Below the pepper is a light blue bat with long pointy ears and pinkish wings, seen as if it’s flying over us, against a black background. Bats are a Chinese good luck symbol. Below the bat, a lark, blue with white-tipped wings and a white belly, perches on a yellow branch against a blue sky with puffy clouds.
Now back to the top of the center column, with the good luck penny showing Lincoln’s profile, against an aqua background.
Below the penny is a gold anchor tilted to the left, against a black background. The anchor is highlighted with darker shadows, as if it’s in 3-D.
Below the anchor is a tall Japanese lucky cat, a Maneki-Neko – a symbol found in many Japanese businesses. The cat is gold and black against a white background, with pink ears, a pink nose and a pink collar with a bell. Just below the collar is a light blue scarf, with white highlights on the right. Against his belly, the cat holds an elongated coin.
The cat’s left paw, on your right, is raised in greeting. The name, Maneki-Neko, means “beckoning cat.”
Below the cat, a tall anatomical red heart is painted on a light blue background. Below the heart, at the bottom of this center column, is a gold hand-shaped symbol on a red background. This is a Hamsa – a symbol of protection in the Middle East and Mediterranean. It’s an open hand, if that hand had a thumb on each side and three fingers all the same length in the middle.
In the center of the hand is a large, bright blue eye with a black pupil, sparked with light. Around the eye are painted triangular red lashes. Below the eye, a curving green arc and a curving red arc, stretch across the palm.
Another thin green line arcs over the eye, stretching from thumb to thumb. The thumbs on the right and on the left, curved to a point and facing in opposite directions, each have a green dot like an eye, and look like birds.

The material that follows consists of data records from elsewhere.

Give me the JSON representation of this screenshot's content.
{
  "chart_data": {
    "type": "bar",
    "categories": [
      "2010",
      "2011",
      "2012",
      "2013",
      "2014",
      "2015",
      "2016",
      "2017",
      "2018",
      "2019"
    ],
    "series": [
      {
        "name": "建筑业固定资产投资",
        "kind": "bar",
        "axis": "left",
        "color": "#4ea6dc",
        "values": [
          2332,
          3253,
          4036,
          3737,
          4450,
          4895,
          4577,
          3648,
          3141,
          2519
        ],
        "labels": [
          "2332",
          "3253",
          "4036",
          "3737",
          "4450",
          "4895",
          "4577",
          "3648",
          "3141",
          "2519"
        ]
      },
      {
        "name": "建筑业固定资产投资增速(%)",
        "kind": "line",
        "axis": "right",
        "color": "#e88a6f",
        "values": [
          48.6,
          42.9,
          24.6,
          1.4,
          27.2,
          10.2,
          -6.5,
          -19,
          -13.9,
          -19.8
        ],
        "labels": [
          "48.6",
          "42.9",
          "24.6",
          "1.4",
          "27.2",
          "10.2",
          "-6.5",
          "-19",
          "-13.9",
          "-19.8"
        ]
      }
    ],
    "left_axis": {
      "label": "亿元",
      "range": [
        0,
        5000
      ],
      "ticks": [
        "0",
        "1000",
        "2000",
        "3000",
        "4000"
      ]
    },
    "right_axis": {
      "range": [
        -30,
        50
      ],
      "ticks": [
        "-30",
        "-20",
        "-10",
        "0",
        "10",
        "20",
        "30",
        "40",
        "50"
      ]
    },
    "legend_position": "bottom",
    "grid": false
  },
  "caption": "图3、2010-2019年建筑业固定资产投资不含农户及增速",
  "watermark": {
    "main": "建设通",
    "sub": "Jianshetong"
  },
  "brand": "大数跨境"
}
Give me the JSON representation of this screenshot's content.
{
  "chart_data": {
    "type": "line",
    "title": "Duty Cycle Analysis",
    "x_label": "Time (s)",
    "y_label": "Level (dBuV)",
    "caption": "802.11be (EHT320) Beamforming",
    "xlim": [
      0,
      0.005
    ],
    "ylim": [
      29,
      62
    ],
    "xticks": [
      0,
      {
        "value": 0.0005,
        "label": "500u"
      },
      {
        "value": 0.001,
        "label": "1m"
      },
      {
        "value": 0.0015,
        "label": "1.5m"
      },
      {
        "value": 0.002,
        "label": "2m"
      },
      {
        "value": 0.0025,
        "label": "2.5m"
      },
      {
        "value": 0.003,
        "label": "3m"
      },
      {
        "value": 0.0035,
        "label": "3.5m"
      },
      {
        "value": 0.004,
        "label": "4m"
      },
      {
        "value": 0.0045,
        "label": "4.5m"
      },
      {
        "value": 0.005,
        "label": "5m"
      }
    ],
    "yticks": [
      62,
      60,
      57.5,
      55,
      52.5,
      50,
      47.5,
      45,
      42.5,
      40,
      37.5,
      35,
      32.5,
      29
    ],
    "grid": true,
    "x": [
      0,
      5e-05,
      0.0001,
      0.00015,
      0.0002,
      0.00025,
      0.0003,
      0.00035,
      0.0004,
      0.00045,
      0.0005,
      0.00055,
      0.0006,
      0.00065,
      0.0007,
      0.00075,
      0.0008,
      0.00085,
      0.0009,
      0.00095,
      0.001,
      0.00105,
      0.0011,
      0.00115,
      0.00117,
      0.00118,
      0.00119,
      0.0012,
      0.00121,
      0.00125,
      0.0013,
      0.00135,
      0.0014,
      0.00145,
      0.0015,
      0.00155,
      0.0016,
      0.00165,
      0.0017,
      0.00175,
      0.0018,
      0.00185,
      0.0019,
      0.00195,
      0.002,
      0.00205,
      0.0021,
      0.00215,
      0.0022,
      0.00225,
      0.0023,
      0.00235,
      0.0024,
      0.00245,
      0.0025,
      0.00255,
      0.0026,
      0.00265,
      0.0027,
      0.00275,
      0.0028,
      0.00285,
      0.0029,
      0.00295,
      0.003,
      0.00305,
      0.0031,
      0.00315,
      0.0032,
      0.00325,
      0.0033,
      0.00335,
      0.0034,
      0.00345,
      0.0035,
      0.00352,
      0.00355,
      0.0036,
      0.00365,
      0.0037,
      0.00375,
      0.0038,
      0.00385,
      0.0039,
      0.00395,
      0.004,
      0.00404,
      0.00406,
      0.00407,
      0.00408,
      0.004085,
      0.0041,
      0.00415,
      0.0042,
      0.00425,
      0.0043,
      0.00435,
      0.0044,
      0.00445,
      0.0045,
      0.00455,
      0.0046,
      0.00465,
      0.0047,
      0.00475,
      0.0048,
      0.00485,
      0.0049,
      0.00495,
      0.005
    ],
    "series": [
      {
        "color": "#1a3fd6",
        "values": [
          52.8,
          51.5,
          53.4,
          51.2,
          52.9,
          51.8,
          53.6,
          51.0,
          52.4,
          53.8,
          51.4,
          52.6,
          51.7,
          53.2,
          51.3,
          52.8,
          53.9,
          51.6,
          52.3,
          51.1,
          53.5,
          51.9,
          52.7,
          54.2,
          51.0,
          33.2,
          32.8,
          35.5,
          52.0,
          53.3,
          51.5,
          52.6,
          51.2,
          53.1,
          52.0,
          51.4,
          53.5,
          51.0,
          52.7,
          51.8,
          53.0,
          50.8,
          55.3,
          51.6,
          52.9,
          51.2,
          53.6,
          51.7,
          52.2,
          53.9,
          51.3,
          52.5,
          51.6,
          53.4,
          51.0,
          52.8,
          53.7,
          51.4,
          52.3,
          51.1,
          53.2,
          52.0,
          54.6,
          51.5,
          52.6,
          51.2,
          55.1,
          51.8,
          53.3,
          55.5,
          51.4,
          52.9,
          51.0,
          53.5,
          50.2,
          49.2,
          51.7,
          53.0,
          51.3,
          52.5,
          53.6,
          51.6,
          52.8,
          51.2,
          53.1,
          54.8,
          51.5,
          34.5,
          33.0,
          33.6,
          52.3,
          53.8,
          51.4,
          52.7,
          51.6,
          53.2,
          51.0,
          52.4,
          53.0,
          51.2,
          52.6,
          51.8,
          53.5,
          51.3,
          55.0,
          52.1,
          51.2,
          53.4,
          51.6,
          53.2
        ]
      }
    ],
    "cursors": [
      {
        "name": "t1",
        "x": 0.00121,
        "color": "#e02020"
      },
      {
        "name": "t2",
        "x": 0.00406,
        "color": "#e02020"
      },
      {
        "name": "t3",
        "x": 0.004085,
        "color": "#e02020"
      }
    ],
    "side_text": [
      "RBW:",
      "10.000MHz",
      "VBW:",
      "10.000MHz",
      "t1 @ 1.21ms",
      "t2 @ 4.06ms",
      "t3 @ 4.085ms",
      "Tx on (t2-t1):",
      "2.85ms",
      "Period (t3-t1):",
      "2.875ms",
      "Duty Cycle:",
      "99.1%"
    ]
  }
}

The three fingers stretch up, pressed together, with three red lines arcing across their base. The fingers on the right and left have thin red lines like abstract flowers growing, – and the blooms are red hearts.
The finger in the center has a curving green new Moon at the tip, above two red V’s.
At the top of the right-hand column are the pair of dice rolling fives against a gold background. Under the dice, a ladybug sits up, her six legs splayed, pointing her red belly at us, against a white background. She’s outlined in black and highlighted in gold.
Below the ladybug is a gold smiley-face with vertical black oval eyes, against a red background. The face is larger than this rectangle, so the sides are cut off. But its cheery smile and hopeful eyes stand out.
Below the smiley is a gold and black horseshoe against a black background with stars.
The horseshoe points up – so the luck won’t spill out. It’s wide and strong and gold, with four black circles curving up each arm. The arms both end in squared-off tips.
Below the horseshoe is a shooting star – a black five-pointed star against a white background, trailing bands of yellow, red and blue that shoot diagonally to the right.
And in the bottom right corner, a giant four-leaf clover – but it’s painted blue, against a gold background.
Jimmy Breen and Anthony Freese are based in St. Petersburg, part of the creative agency Wax and Hive. For the apartment’s grand opening in February 2020, they painted an interior mural in the courtyard by the pool.